Scotland was not part of Roman Britain, although in A.D. 84, the Romans won a big battle against the Picts who lived in Scotland. In A.D. 122 the Emperor Hadrian ordered his soldiers to build a wall between Roman Britain and Scotland. The wall ran from Wallsend in the east to Bowness on the Solway Firth. You can still walk along parts of Hadrian's Wall today. In A.D. 140, the Romans added another wall further north. It's called the Antonine Wall.
In the third century A.D. there was fighting along Hadrian's Wall. Emperor Septimius Severus had to come to Britain to fight tribes invading from Scotland. Although his soldiers won the battles, he got sick and died at York in A.D. 211.
Roman soldiers needed to march from one part of the country to another quickly. So the Romans built roads. Roman roads were made from stones, and were better than muddy tracks for travel on foot or in carts. So they made travelling around Britain easier for everyone. You can still see the remains of some Roman roads today.
Britain was on the edge of the Roman Empire. People living outside the empire sometimes tried to attack Roman Britain. Some were pirates in ships. The Romans kept a navy to defend Britain. They also built forts on the coast.
Soldiers kept watch at the forts, and fought any enemies who tried to land in Britain. The forts are called Saxon Shore forts, because many of the people attacking Britain at this time were Saxons. The Saxons were people living in north Germany.
The Romans also had to defend Hadrian's Wall, against attacks by Picts and other tribes These people lived in northern Britain, outside the Roman part. Soldiers sent to defend the wall lived in forts and camps.
The Saxon Shore fort at Portchester was so big that hundreds of years later people built a whole castle in just one corner of it!

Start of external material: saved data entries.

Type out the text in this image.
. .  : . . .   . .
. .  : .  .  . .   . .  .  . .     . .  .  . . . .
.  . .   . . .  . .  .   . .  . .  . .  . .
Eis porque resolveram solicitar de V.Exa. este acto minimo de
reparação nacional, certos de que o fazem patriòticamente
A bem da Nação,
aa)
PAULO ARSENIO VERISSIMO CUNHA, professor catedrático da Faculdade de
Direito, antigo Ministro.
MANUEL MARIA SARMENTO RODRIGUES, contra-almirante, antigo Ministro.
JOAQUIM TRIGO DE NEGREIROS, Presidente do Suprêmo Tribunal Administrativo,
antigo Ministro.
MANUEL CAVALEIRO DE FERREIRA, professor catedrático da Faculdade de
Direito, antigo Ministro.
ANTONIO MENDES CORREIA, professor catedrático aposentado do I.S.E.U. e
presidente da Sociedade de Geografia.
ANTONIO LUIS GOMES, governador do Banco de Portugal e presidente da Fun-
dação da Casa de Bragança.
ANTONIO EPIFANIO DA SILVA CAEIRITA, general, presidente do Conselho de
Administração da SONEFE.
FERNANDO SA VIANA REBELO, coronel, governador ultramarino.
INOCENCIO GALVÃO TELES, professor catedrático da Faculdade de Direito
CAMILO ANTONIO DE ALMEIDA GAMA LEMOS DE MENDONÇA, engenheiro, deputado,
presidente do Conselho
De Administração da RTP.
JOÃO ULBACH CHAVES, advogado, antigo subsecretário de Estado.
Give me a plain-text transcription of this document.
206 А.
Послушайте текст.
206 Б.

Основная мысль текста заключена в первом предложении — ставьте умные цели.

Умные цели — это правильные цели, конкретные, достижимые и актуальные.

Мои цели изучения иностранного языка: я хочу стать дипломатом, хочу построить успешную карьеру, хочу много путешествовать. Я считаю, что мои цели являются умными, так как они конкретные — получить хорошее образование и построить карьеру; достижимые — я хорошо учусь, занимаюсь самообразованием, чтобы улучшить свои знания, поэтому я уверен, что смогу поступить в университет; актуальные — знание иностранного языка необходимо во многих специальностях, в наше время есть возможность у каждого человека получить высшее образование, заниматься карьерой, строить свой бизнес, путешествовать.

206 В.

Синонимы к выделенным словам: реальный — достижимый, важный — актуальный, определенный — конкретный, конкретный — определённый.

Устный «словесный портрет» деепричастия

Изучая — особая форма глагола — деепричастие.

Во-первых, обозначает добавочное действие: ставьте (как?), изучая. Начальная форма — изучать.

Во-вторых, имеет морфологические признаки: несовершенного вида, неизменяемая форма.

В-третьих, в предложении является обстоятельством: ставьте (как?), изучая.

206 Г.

Roman soldiers would build a camp, with a ditch and a wall of wooden stakes at the end of a long day's march!
The walls of the shore fort at Richborough in Kent are 8m high - that's higher than three tall men standing on each other's shoulders!
Roman ships had pointed rams at the front end (prow). This was for smashing holes in other ships.
Sailors in the Roman navy wore blue, just like sailors today. Most soldiers wore red tunics.
Most Roman ships had oars as well as sails. The biggest ships had more than 150 oars, with one or two men working each oar.